Privacy body probes new Comelec data breach

MANILA, Philippines - The National Privacy Commission (NPC) yesterday took the Commission on Elections (Comelec) to task and ordered it to take serious measures to address its data vulnerabilities after a desktop computer containing voters’ data was physically stolen in Wao, Lanao del Sur last Jan. 11. 

It was the poll body’s second large-scale data breach in less than a year, Privacy Commission head Raymund Liboro disclosed yesterday.

Fearing more data leakages amid ongoing voters’ registration nationwide, Liboro said the NPC would probe the Comelec’s data system further.

In March last year, young information technology graduates reportedly hacked into the Comelec’s official website and defaced it, leading to the leaking of confidential voters’ information on the internet a little later.

“Anybody would like to think that after the massive breach that occurred (last year), the overall security posture of the poll body in processing the national database has been heightened,” Liboro told The STAR.

Comelec Chairman Andres Bautista said the poll body is now making efforts to strengthen its database, in response to the NPC’s stern orders.

Bautista said one measure is the appointment of Comelec executive Director Jose Tolentino as the poll body’s data protection officer.

Last year, after the first data breach, the NPC recommended to the Department of Justice the prosecution of Bautista for gross neglect of duty. This year’s incident is not much different, Liboro said.

The stolen Comelec computer in January contained data from the Voter Registration System (VRS) and voter search applications, the National List of Registered Voters (NLRV) and biometric records of registered voters in Wao, Lanao del Sur.

“This is already Comelec’s second large-scale data breach in a span of less than a year – a case of a database being breached twice under different circumstances,” Liboro pointed out. “This time, it involves actual large-scale biometrics data of voters in a municipality. The Commission is very concerned, especially since there’s ongoing voter registration nationwide. We will delve deeper into the problem to possibly recommend other measures for Comelec to implement to protect voter data nationwide.”

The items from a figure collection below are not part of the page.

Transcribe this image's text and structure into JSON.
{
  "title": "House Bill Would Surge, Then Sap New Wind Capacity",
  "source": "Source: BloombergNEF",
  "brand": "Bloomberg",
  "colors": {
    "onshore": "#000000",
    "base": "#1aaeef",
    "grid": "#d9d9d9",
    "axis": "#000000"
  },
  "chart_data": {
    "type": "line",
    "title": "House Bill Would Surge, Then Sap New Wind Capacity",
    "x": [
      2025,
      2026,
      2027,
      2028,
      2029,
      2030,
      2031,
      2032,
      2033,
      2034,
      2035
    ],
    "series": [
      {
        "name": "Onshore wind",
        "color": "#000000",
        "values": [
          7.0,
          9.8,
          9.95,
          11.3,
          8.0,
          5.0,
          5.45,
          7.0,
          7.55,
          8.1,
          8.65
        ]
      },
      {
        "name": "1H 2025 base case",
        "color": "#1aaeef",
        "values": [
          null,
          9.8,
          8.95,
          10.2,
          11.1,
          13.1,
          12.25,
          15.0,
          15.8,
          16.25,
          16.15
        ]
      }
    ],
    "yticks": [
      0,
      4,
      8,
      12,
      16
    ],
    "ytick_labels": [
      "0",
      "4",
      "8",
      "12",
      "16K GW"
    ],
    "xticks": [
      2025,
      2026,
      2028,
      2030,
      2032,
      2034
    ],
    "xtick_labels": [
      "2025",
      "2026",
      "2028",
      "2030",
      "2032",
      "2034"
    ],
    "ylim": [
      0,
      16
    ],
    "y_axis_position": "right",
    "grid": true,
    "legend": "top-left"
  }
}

Liboro said aside from the 55 million voters’ database last year, there were almost 58,000 Wao municipality voters’ data in the computer that was stolen last month.

“This breach illustrates that there are many ways to lose personal data,” Liboro stressed. “That is why data protection is not only an IT security issue involving firewalls. It’s a governance matter that covers organizational and physical measures to protect data. In this case, failure to secure the very computer containing personal data can be just as disastrous. If the Comelec won’t address the problem systemically, this will happen again and again.”

While the Comelec claims the data in the database is encrypted, it noted “if the robber will be able to gain access to the VRS, and to decrypt the VRS and the NLRV data, the personal data might be used by unscrupulous persons for purposes other than those legitimately intended.”